The NCUA's recently filed amended complaint in its court battle with Siravo, et al., runs for 63 pages, but four words in bold on the front page sum up the document: Demand for Jury Trial.
In prior opinions, the presiding judge, George H. Wu of the Central District of California, had expressed doubt that NCUA could put together a credible case against the WesCorp outside directors. Wu implied he intended to dismiss those charges but he gave NCUA the opportunity to amend its complaint. (In those same opinions, Wu seemed set to proceed to trial against most of the WesCorp officers.)
This latest filing is intended to persuade Judge Wu to change his mind regarding the outside directors.

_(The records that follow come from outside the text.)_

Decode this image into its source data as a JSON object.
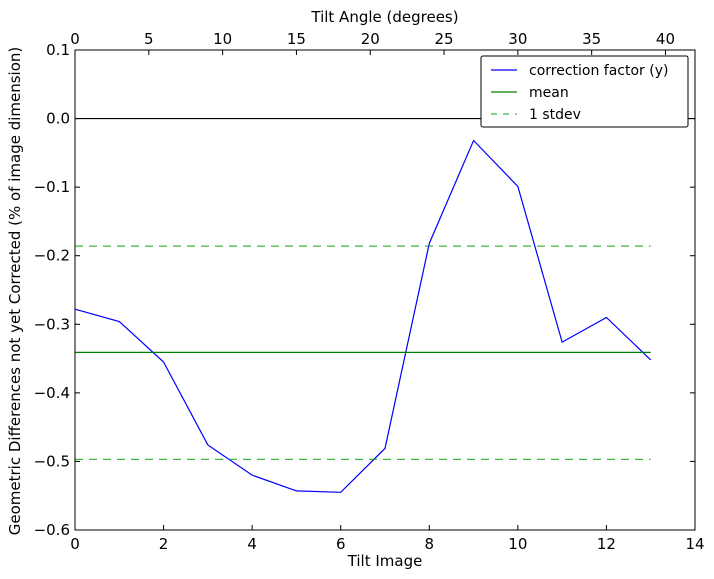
{
  "chart_data": {
    "type": "line",
    "xlabel": "Tilt Image",
    "x2label": "Tilt Angle (degrees)",
    "ylabel": "Geometric Differences not yet Corrected (% of image dimension)",
    "xlim": [
      0,
      14
    ],
    "ylim": [
      -0.6,
      0.1
    ],
    "x2lim": [
      0,
      42
    ],
    "xticks": [
      0,
      2,
      4,
      6,
      8,
      10,
      12,
      14
    ],
    "xtick_labels": [
      "0",
      "2",
      "4",
      "6",
      "8",
      "10",
      "12",
      "14"
    ],
    "x2ticks": [
      0,
      5,
      10,
      15,
      20,
      25,
      30,
      35,
      40
    ],
    "x2tick_labels": [
      "0",
      "5",
      "10",
      "15",
      "20",
      "25",
      "30",
      "35",
      "40"
    ],
    "yticks": [
      0.1,
      0.0,
      -0.1,
      -0.2,
      -0.3,
      -0.4,
      -0.5,
      -0.6
    ],
    "ytick_labels": [
      "0.1",
      "0.0",
      "−0.1",
      "−0.2",
      "−0.3",
      "−0.4",
      "−0.5",
      "−0.6"
    ],
    "series": [
      {
        "name": "correction factor (y)",
        "color": "#0000ff",
        "style": "solid",
        "x": [
          0,
          1,
          2,
          3,
          4,
          5,
          6,
          7,
          8,
          9,
          10,
          11,
          12,
          13
        ],
        "y": [
          -0.278,
          -0.296,
          -0.355,
          -0.476,
          -0.52,
          -0.543,
          -0.545,
          -0.481,
          -0.182,
          -0.032,
          -0.099,
          -0.326,
          -0.29,
          -0.352
        ]
      },
      {
        "name": "mean",
        "color": "#008000",
        "style": "solid",
        "x": [
          0,
          13
        ],
        "y": [
          -0.341,
          -0.341
        ]
      },
      {
        "name": "1 stdev",
        "color": "#00a000",
        "style": "dashed",
        "x": [
          0,
          13
        ],
        "y": [
          -0.186,
          -0.186
        ]
      },
      {
        "name": "",
        "color": "#00a000",
        "style": "dashed",
        "x": [
          0,
          13
        ],
        "y": [
          -0.497,
          -0.497
        ]
      },
      {
        "name": "",
        "color": "#000000",
        "style": "solid",
        "x": [
          0,
          14
        ],
        "y": [
          0.0,
          0.0
        ]
      }
    ],
    "legend": {
      "position": "top-right",
      "entries": [
        "correction factor (y)",
        "mean",
        "1 stdev"
      ]
    },
    "grid": false
  }
}
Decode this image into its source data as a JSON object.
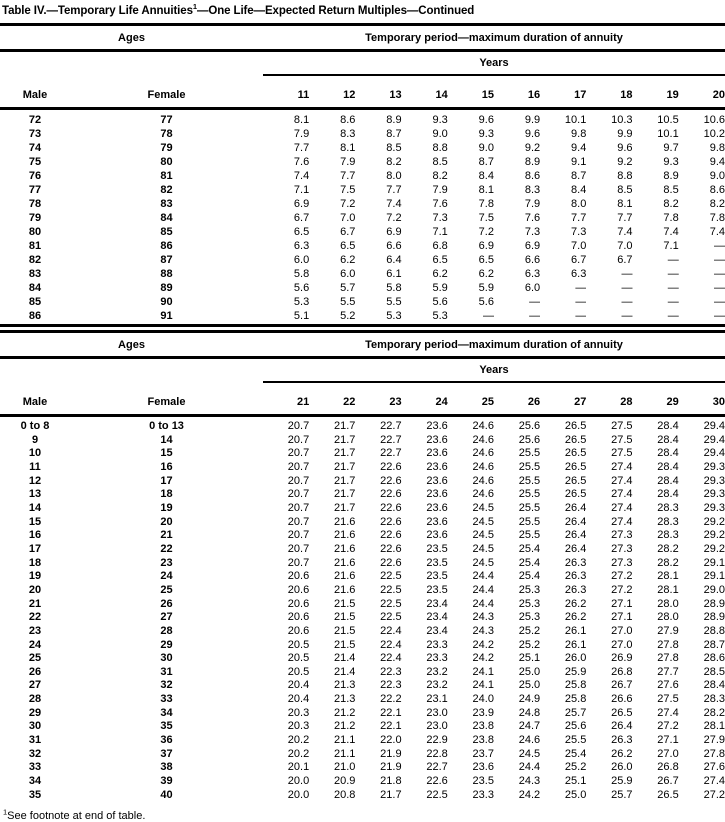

A key argument in the "Summary of Claims" is that if the WesCorp officers and directors "had imposed prudent concentration limits on its private label MBS...almost all of this loss [some $4.7 billion] could have been avoided."
The NCUA complaint continues: "The Officer Defendants and Director Defendants were negligent and grossly negligent and they breached their fiduciary duties."
NCUA adds that, by design, corporate credit unions are not tasked with profit maximization, but rather with delivering service to their members.
The complaint documents WesCorp's accelerating investments in mortgage-backed securities, and it then argues: "NCUA regulations required the Director Defendants to set reasonable and supportable concentration limits for limited liquidity investments." NCUA adds: "Under WesCorp's corporate policies, the Director Defendants were solely responsible for setting investment policies."
Sometime in the period of late 2006 and early 2007, NCUA alleges in the complaint, there were numerous "red flags" warning about the deteriorating quality of mortgages, and that this "red flag" required the outside directors to reconsider WesCorp's investment strategies. That apparently did not happen. Reads the complaint: "The Officer Defendants' and the Director Defendants' failure to control WesCorp's concentration of Option ARM loans proved fatal."
NCUA argues that the outside directors-in their alleged failure to monitor and supervise WesCorp's investments-"abdicated their responsibilities."
The complaint concludes: "As a result of the foregoing breaches of the duty of care...WesCorp suffered massive losses."
What intensifies interest in the case is that the WesCorp outside directors constitute something of a credit union all-star team: that includes CUNA's Bill Cheney, Robert Harvey (CEO of Seattle Metropolitan Credit Union), James Jordan (CEO of Schools Financial CU), Timothy Kramer (CEO of Keypoint CU), Robin Lentz (CEO of Cabrillo CU), John Merlo (CEO of Premier America CU), Gordon Dames (former CEO of Mountain America CU), Warren Nakamara (CEO of Honolulu Federal CU), Brian Osberg (CEO of Potelco United CU), David Rhamy (CEO of Silver State Schools CU) and Sharon Updike (CEO of Eagle Community Credit Union). All are named defendants in the NCUA filing.
The NCUA filing also details, over many pages, what it alleges is a pattern of misconduct by WesCorp's officers, namely Robert A. Siravo (WesCorp's former president/CEO), Todd M. Lane (former chief financial officer), Thomas E. Swedberg (former vice president) and Robert Burrell (former executive vice president).
How Judge Wu will respond is uncertain. Court observers say he had been plain in his disbelief that NCUA could assemble a credible case against the outside directors, and now he has many pages of filings to read that may-or may not-change his mind.